Title: Geometric Generalizations of the Power of Two Choices
Authors: John Byers, Jef Considine, and Michael Mitzenmacher
Abstract:
A well-known paradigm for load balancing in distributed systems is the
``power of two choices,'' whereby an item is stored at the less loaded of
two (or more) random alternative servers. We investigate the power of two
choices in natural settings for distributed computing where items and
servers reside in a geometric space and each item is associated with the
server that is its nearest neighbor. This is in fact the backdrop for
distributed hash tables such as Chord, where the geometric space is
determined by clockwise distance on a one-dimensional ring.

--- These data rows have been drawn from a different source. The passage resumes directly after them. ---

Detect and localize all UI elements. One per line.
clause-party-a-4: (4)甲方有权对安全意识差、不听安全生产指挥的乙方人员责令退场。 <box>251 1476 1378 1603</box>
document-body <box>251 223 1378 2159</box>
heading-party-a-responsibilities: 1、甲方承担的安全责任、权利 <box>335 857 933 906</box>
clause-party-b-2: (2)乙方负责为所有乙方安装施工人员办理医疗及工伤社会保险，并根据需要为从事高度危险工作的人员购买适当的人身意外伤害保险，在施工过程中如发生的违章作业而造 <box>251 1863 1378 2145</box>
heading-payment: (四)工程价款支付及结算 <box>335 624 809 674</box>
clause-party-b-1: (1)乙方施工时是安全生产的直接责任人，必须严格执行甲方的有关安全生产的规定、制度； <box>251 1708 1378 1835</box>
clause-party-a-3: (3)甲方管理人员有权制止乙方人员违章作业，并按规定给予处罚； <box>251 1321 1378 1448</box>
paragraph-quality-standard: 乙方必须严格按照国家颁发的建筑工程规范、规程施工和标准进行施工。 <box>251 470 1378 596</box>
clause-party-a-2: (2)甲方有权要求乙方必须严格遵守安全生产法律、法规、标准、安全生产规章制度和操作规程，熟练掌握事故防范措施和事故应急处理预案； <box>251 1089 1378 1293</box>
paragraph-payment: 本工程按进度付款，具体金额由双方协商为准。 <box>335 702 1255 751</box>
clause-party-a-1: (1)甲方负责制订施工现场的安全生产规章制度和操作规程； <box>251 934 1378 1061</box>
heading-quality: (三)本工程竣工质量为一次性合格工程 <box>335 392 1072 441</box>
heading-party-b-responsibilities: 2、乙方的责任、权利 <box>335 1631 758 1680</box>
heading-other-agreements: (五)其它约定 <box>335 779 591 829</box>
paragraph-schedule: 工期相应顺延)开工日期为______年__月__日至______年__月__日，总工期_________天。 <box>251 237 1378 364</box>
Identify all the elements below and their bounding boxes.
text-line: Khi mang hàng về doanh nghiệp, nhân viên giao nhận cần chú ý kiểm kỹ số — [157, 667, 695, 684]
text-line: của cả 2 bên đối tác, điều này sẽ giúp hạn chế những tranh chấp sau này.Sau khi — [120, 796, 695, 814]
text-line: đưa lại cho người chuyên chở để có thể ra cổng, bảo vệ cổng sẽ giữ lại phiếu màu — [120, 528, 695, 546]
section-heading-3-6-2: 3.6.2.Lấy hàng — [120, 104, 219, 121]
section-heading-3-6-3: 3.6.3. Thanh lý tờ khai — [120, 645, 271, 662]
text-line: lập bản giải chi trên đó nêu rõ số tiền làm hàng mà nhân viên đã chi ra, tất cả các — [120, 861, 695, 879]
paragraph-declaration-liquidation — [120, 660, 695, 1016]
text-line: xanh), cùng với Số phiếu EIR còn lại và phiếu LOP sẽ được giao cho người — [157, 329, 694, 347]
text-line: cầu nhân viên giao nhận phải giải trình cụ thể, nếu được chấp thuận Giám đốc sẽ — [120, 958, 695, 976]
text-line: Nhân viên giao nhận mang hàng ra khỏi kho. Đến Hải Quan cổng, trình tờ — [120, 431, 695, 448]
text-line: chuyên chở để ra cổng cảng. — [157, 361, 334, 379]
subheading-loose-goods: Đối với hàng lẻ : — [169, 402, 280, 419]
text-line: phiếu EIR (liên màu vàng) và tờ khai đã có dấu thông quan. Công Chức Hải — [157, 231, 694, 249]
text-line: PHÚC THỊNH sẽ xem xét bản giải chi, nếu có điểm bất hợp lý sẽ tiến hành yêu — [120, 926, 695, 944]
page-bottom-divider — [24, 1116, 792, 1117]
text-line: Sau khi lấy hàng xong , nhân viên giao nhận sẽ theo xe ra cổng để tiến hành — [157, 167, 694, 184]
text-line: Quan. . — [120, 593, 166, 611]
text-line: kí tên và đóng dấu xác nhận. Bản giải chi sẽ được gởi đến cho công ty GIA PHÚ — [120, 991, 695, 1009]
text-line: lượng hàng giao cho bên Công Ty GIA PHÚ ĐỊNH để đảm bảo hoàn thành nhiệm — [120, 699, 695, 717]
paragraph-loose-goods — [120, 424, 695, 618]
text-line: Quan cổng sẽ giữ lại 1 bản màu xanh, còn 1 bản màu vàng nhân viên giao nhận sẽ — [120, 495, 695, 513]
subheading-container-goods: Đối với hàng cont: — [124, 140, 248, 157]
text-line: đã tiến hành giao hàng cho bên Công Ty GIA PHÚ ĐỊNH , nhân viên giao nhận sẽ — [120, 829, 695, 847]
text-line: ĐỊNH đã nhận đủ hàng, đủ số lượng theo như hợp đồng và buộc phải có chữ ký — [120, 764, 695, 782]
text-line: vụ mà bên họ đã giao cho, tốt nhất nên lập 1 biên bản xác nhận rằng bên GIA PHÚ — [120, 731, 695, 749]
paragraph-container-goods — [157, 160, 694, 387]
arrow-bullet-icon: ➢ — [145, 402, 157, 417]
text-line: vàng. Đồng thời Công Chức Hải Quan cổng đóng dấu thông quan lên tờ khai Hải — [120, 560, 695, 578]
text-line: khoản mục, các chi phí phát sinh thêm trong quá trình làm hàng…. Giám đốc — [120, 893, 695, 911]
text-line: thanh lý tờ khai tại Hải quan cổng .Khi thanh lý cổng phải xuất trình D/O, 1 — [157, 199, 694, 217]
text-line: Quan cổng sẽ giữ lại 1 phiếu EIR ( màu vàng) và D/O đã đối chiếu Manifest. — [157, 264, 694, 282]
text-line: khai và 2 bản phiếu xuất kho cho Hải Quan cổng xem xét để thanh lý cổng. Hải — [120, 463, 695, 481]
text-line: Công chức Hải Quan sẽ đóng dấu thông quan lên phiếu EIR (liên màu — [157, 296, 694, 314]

Theoretically, we consider the following load balancing problem. Suppose
that servers are initially hashed uniformly at random to points in the
space. Sequentially, each item then considers d candidate insertion
points also chosen uniformly at random from the space, and selects the
insertion point whose associated server has the least load. For the
one-dimensional ring, and for Euclidean distance on the two-dimensional
torus, we demonstrate that when n data items are hashed to n servers, the
maximum load at any server is log log n / log d + O(1) with high
probability. While our results match the well-known bounds in the
standard setting in which each server is selected equiprobably, our
applications do not have this feature, since the sizes of the
nearest-neighbor regions around servers are non-uniform. Therefore, the
novelty in our methods lies in developing appropriate tail bounds on the
distribution of nearest-neighbor region sizes and in adapting previous
arguments to this more general setting. In addition, we provide
simulation results demonstrating the load balance that results as the
system size scales into the millions.